The story has such a fascinating arc. What was the inspiration for this story? Were there any writers or moments from life you were thinking about actively while writing this? What made you start writing it?
I’d say my main inspiration comes from thinking (maybe too much) about divinity. Not from a particular theological perspective, but more as a general concept. If a creator exists for a world, what are its responsibilities to what it creates? We often think of creators as judges, but I’m interested in the inverse question. How might a creator be judged, and how might it respond to that judgment? Can a god grow and change?
Of course I am using an infinite library story to explore these questions. Definitely influenced by Borges and other infinite library stories I’ve read. Another influence was the film Mother! While I don’t think the film was successful in every sense, what I loved about it was the use of grounded human details as a sort of allegory for this sweeping cosmic story. I think of “Dekar Druid and the Infinite Library” as a messy extended metaphor, where the metaphor starts to break down as the story unfolds. Eventually what the characters are supposed to represent stop mattering, and who they are takes the forefront.
The scene with The Stranger is so enjoyable on the sentence level as well. I have always found scenes with divination of any kind to be difficult to write. How did you manage to strike a balance between the metaphorical elements of the scene and the more immediate things like the now pay me moment at the end? Also why not a name but The Stranger instead?

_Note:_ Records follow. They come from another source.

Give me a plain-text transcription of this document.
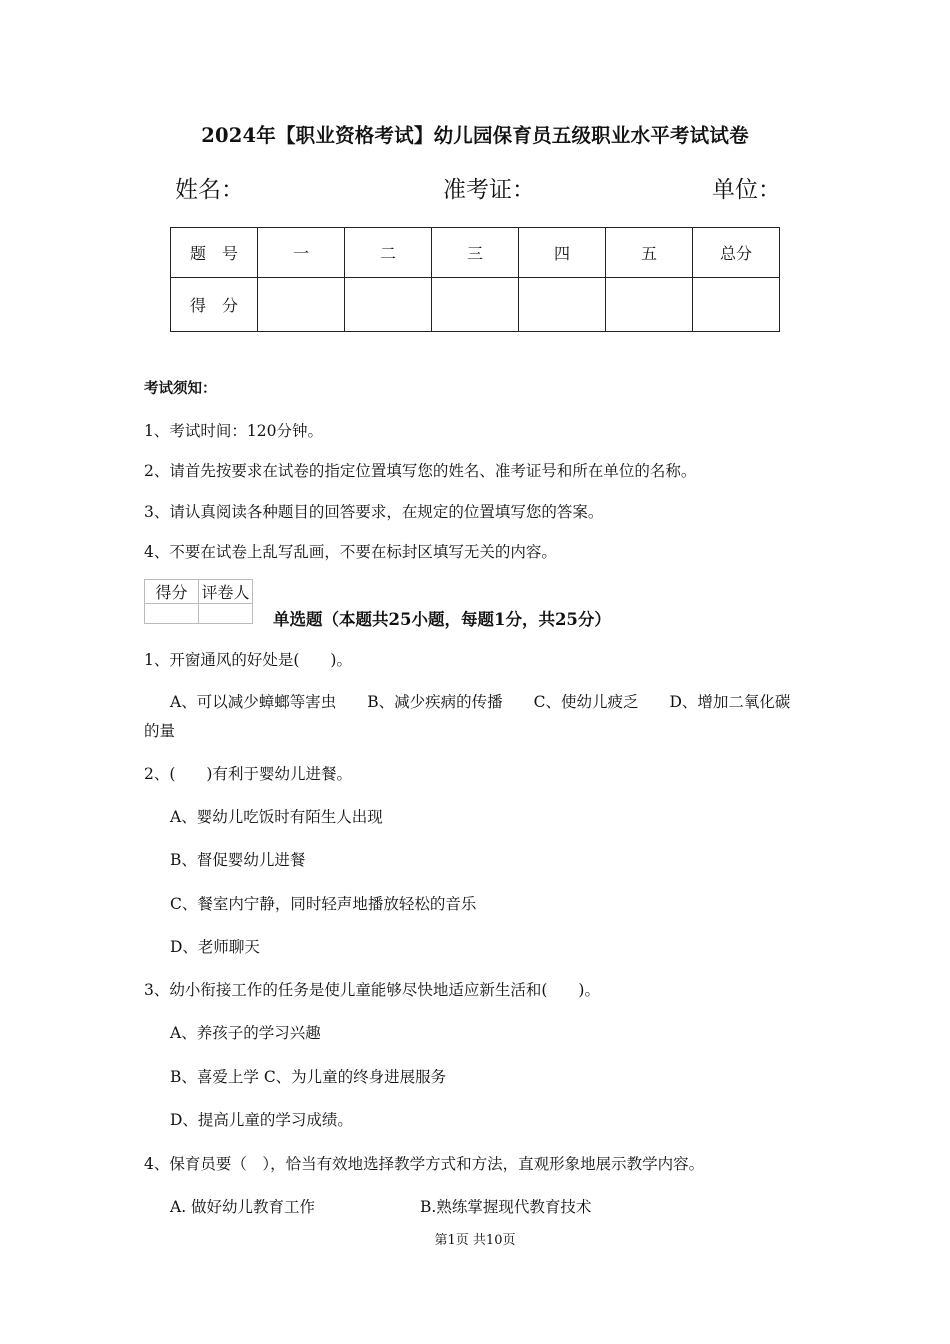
2024年【职业资格考试】幼儿园保育员五级职业水平考试试卷
姓名：	准考证：	单位：
题　号	一	二	三	四	五	总分
得　分						
考试须知：
1、考试时间：120分钟。
2、请首先按要求在试卷的指定位置填写您的姓名、准考证号和所在单位的名称。
3、请认真阅读各种题目的回答要求，在规定的位置填写您的答案。
4、不要在试卷上乱写乱画，不要在标封区填写无关的内容。
得分	评卷人

单选题（本题共25小题，每题1分，共25分）
1、开窗通风的好处是(　　)。
A、可以减少蟑螂等害虫　　B、减少疾病的传播　　C、使幼儿疲乏　　D、增加二氧化碳
的量
2、(　　)有利于婴幼儿进餐。
A、婴幼儿吃饭时有陌生人出现
B、督促婴幼儿进餐
C、餐室内宁静，同时轻声地播放轻松的音乐
D、老师聊天
3、幼小衔接工作的任务是使儿童能够尽快地适应新生活和(　　)。
A、养孩子的学习兴趣
B、喜爱上学 C、为儿童的终身进展服务
D、提高儿童的学习成绩。
4、保育员要（　），恰当有效地选择教学方式和方法，直观形象地展示教学内容。
A. 做好幼儿教育工作	B.熟练掌握现代教育技术
第1页 共10页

You know, I think the story’s project helped me a bit. Because I wasn’t trying to be overly concerned with what everything meant, it freed me up to have fun. I had a lot of fun writing that scene, trying to imagine this fictional divination deck and how the Stranger would talk about individual cards. I think the more important thing in the scene is Dekar, how he is responding to the reading. My hope was that readers would find in him an anchor. Is he unsettled? Then something unsettling is definitely happening.
About Stranger: I think she chooses that name in the moment because she wants to keep him at a distance. It is her revenge for what he’s done to her. Her name is hers. Withholding it is an act of agency.
I really enjoyed how much liberty the story takes in moving between the real and the unreal. Do you think this story speaks to the precarious line between the things we make up in literature and what happens around us in real-time?
Oh, for sure. I’m always interested in that boundary. I feel like everyday life slips into the unreal/surreal all the time. It is hard to explain that feeling when it happens, but heightening it in a narrative gets at the approximate experience.
Dekar’s everyday life is very strange. But it is normal to him, even boring. We take for granted the strangeness in our own life. We get used to it.
Do you think it would be unfair to say that Dekar is hallucinating?
I like that reading. No, it’s not unfair.
I can’t help asking after reading the dialogue ‘So many questions to be asked. So many terrible answers’: What is the purpose of terrible answers?
The line is to hint that the rabbit hole goes deeper, and Dekar knows it. He has already reached his limits, and he doesn’t want to know more. He fears it might unravel him. And I think he is right about that, on a very literal level.
What is the next project you’re working on?
Right now I am working on a co-written novel with four other writers. We’re actually working on the third one now, even though the first one will be just coming out (by the time this story gets published). That first novel is called Transmentation | Transience. Our pseudonym is Darkly Lem.
I am also working on another strange god story that I hope to include in an upcoming collection. Hopefully it works out.
Lastly, I’ve been slowly working on a standalone novel. It’s a love story set in an afterlife. Also a road trip story. And there’s a Groundhog Day element to it. That one is probably going to take me a while.